Et puis voici mon coeur qui ne bat que pour vous.

Ne le déchirez pas avec vos deux mains blanches

Et qu'à vos yeux si beaux l'humble présent soit doux.


J'arrive tout couvert encore de rosée

Que le vent du matin vient glacer à mon front.

Souffrez que ma fatigue à vos pieds reposée

Rêve des chers instants qui la délasseront.


Sur votre jeune sein laissez rouler ma tête

Toute sonore encore de vos derniers baisers ;

Laissez-la s'apaiser de la bonne tempête,

Et que je dorme un peu puisque vous reposez. »

Un petit exercice d'écriture ?

Pourquoi ne pas détourner les deux vers de Verlaine en remplaçant tout simplement le champ lexical de la nature par un autre et en modifiant le deuxième vers en conséquence bien sûr ?


Trois exemples de mon cru pour vous encourager :


« Voici des mots, des jeux, des oeuvres et du style,

Et puis voici ce vers qui n'est fait que pour vous. »


« Voici des mots d’émue, mystérieux et miellés,

Et puis voici ce vers pour que vous écriviez. »


« Voici des mots mêlés, magiques, merveilleux,

Et puis voici ce vers pour que vous fassiez mieux. »


À vous de jouer. Vous pouvez bien sûr laisser vos trouvailles en commentaire afin que nous les partagions.


Feuilles de vigne aux couleurs de l'automne avec un rouge foncé très marqué.
"La feuille d'automne emportée par le vent."

Les arts se prélassent ou comment raviver sa culture générale


Quels livres, quelles chansons, quelles musiques, quels films, quelles oeuvres d'art évoque pour vous le mot feuille ?
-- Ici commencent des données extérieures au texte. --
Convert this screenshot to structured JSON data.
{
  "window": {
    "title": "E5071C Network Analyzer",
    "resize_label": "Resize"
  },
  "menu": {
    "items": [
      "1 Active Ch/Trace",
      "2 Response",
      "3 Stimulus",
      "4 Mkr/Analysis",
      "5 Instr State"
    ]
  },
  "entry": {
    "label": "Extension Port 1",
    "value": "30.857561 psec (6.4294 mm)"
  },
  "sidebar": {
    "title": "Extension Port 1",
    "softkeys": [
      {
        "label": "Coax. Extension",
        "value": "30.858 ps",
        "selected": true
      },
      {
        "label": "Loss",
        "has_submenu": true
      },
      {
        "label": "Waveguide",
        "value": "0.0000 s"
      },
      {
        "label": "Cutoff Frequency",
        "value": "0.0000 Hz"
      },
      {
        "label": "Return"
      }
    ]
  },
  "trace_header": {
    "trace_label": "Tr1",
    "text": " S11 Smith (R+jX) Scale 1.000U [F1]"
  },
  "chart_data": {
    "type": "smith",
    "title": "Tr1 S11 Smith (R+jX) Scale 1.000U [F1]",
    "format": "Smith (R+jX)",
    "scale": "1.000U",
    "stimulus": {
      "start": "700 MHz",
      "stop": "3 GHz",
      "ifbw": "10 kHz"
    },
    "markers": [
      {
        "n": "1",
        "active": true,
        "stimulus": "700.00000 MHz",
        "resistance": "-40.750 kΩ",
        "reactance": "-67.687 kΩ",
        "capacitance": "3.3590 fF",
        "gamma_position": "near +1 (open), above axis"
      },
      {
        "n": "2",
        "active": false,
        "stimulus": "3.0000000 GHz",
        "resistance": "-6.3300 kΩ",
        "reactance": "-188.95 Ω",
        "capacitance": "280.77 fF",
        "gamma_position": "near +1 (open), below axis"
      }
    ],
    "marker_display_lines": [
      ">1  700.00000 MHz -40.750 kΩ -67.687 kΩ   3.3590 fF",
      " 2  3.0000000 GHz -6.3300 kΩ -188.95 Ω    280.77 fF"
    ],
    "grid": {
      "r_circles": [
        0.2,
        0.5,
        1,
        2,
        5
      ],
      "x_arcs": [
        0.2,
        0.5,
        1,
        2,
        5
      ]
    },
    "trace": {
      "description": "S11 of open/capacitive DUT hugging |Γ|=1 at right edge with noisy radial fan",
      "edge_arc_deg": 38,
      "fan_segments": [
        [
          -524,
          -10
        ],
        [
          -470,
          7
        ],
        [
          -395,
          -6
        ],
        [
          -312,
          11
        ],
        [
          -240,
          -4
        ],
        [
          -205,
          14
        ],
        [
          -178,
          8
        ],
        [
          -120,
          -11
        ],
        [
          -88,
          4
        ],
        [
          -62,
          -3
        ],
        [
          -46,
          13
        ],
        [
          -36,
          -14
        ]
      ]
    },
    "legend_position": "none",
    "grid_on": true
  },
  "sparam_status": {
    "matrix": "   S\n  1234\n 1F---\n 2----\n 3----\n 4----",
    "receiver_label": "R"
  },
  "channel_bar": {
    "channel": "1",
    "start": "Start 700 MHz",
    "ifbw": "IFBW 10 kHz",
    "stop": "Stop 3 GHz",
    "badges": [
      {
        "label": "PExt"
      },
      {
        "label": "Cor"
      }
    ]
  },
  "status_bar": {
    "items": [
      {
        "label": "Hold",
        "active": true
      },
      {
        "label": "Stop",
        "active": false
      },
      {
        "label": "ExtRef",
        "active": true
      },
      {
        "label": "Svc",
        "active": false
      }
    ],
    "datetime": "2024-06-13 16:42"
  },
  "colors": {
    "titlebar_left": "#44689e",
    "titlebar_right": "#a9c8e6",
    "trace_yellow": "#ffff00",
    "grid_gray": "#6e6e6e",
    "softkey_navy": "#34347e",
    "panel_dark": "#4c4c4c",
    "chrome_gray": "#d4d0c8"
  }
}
Voici quelques suggestions d'oeuvres à découvrir ou à revisiter à l'occasion de notre cheminement.

Des oeuvres littéraires :


S'il fallait ne retenir qu'une oeuvre littéraire, un recueil de poèmes : Les Feuilles d’automne de Victor Hugo, recueil publié en 1831 et en particulier les six poèmes regroupés sous le titre « Soleils couchants » (« Ce siècle avait deux ans », « Le soleil s’est couché ce soir dans les nuées », « Rêver, c’est le bonheur ; attendre, c’est la vie », « Lorsque l’enfant paraît, le cercle de famille applaudit à grands cris. ») ; Les Feuillets d'Hypnos de René Char, écrits pendant la Deuxième Guerre mondiale et publiés en 1946, réflexions et témoignages d'instants du quotidien (« Dans nos ténèbres, il n'y a pas une place pour la Beauté. Toute la place est pour la Beauté. » ; « Ne t'attarde pas à l'ornière des résultats. » ; « Si la vie ne pouvait être que du sommeil désappointé. »).

Des films :


La Forêt d’émeraude, de John Boorman, sorti en 1985 (un jeune garçon, dont le père travaille sur un barrage en bordure de la forêt amazonienne, est enlevé par une tribu d’indigènes …) ; Le Chêne de Michel Seydoux et Laurent Charbonnier, documentaire poétique, sorti en 2022.

Des œuvres d’art :


Les tableaux du Douanier Rousseau (1844 - 1910), ses impressionnants paysages de jungle aux feuillages exubérants ; le Dôme des Invalides à Paris, construit à la demande de Louis XIV en 1670, qui possède un toit recouvert de centaines de milliers de feuilles d'or.


Musiques et chansons :


La comptine Colchique dans les prés (« La feuille d’automne emportée par le vent / En ronde monotone tombe en tourbillonnant ») ; les chansons, mentionnées plus haut, de Jacques Prévert et Joseph Kosma, Les Feuilles mortes, composée en 1945 et de Serge Gainsbourg Je suis venu te dire que je m'en vais, écrite en 1973 ; la jolie et triste chanson de Renan Luce Je suis une feuille, 2009.

Cette liste est loin d'être exhaustive bien sûr, elle est aussi très subjective. À vous de la compléter selon vos goûts et votre expérience.



Prêt-e à trouver de nouveaux trèfles à quatre feuilles dans le précieux champ des mots la semaine prochaine ?


L'étymologie du mot feuille, sa famille, les expressions créées à partir de ce terme et qui font toute la saveur de la langue française, l'énumération, la gradation, l'allitération, les oeuvres artistiques et littéraires que la feuille évoque pour nous : il y avait presque de quoi en faire un roman-feuilleton.

Pratiquez l'exercice d'écriture présenté dans l'article : vous verrez, cela fait du bien d'écrire, de découvrir que l'on est capable, de laisser aller son imagination, d'organiser sa pensée. Partagez vos bonnes feuilles en laissant un commentaire en bas de page si le coeur vous en dit.

À la semaine prochaine pour une nouvelle exploration linguistique, stylistique et artistique.